樹脂製のサッシは、主に塩化ビニールを素材として作られています。

アルミなどの金属製のサッシと比較すると熱を伝えにくく、室内の温度を一定に保ちやすくなります。熱を伝えにくい樹脂製のサッシは、冬季の結露対策にも効果的です。

寒さの厳しいドイツや北欧では樹脂製のサッシが幅広く採用されており、日本でも寒冷地を中心に樹脂製のサッシを採用するケースが増えています。

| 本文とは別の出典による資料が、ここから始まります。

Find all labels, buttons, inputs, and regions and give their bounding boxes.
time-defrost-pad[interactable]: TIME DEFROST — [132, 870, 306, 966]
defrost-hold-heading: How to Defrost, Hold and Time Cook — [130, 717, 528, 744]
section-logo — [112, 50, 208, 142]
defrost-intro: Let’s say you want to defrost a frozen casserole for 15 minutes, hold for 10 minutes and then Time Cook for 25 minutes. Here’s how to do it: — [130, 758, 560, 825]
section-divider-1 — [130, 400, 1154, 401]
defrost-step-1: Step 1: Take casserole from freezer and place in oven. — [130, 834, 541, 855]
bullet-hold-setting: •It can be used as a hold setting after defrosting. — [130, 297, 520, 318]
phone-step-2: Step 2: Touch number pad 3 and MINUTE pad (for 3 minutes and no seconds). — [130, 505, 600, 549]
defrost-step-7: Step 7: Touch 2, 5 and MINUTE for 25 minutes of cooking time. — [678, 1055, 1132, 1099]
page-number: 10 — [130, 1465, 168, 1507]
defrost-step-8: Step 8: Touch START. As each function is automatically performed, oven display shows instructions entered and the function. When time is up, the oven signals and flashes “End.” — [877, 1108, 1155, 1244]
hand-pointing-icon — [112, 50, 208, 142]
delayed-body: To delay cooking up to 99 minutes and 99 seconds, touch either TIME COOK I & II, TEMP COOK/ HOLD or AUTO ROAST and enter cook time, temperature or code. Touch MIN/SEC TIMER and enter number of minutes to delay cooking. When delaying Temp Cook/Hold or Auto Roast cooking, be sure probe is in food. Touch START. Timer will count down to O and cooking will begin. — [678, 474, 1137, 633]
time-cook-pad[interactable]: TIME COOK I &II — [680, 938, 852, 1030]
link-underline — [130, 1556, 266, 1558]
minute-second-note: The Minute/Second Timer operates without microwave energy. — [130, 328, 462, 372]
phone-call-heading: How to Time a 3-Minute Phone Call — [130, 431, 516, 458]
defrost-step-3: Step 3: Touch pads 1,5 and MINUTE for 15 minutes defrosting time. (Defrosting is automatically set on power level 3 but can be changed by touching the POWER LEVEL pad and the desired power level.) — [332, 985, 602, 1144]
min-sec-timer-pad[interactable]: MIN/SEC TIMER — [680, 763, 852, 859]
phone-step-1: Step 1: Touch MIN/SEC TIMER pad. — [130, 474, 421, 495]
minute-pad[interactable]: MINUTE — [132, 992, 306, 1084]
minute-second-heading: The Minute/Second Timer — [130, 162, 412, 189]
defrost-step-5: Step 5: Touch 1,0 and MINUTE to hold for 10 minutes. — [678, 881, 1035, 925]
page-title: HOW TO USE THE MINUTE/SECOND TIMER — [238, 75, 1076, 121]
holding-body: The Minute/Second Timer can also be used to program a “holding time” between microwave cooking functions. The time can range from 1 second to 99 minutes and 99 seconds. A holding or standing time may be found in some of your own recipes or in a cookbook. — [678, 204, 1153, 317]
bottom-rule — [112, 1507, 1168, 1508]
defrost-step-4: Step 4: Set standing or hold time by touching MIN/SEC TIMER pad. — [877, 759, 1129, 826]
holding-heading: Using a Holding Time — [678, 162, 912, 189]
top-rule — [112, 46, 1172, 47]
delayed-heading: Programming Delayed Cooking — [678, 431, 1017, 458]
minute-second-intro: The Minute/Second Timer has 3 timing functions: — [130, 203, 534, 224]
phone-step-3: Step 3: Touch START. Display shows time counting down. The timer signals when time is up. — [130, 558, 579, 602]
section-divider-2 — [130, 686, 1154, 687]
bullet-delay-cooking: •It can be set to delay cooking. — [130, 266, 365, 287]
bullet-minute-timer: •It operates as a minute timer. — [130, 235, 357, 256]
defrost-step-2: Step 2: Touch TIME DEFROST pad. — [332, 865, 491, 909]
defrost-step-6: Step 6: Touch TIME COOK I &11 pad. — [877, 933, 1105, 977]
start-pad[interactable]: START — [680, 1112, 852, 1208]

近年の樹脂製サッシは素材の工夫により十分な耐久性を備えており、さらに錆が発生せず塩害に強いという特徴がありますので、海に近い地域の人にもおすすめです。

外部からの視線を遮ってプライバシーを守るためには?

近年では地価の上昇により、住宅建築のために広い敷地を確保することが難しくなっています。さらに住宅地の都市化が進行したことにより、外部からの視線が気になるケースが増えているようです。

住宅に大きな窓を設置すると開放的な雰囲気になりますが、一方でプライバシーを保つことが難しくなります。解放感とプライバシーを両立するためには、外部からの視線を遮るための対策が必要です。

まずは隣家や道路との境界に、フェンスを設置する方法や庭木を植える方法を検討しましょう。

これらの対策が難しい場合には、窓に対する工夫が必要になります。外の景色を楽しみながらプライバシーを守りたいという場合には、外部からの視線を遮断するフィルムを貼る方法がおすすめです。

あるいは外が見えなくても構わないのであれば、くもりガラスやすりガラスを採用するといった方法もあります。その他には窓の外側に目隠し用のルーバーやシャッターを取り付ける方法や、室内を見えにくくするレースのカーテンを取り付ける方法なども、プライバシーを守るための効果的な対策となります。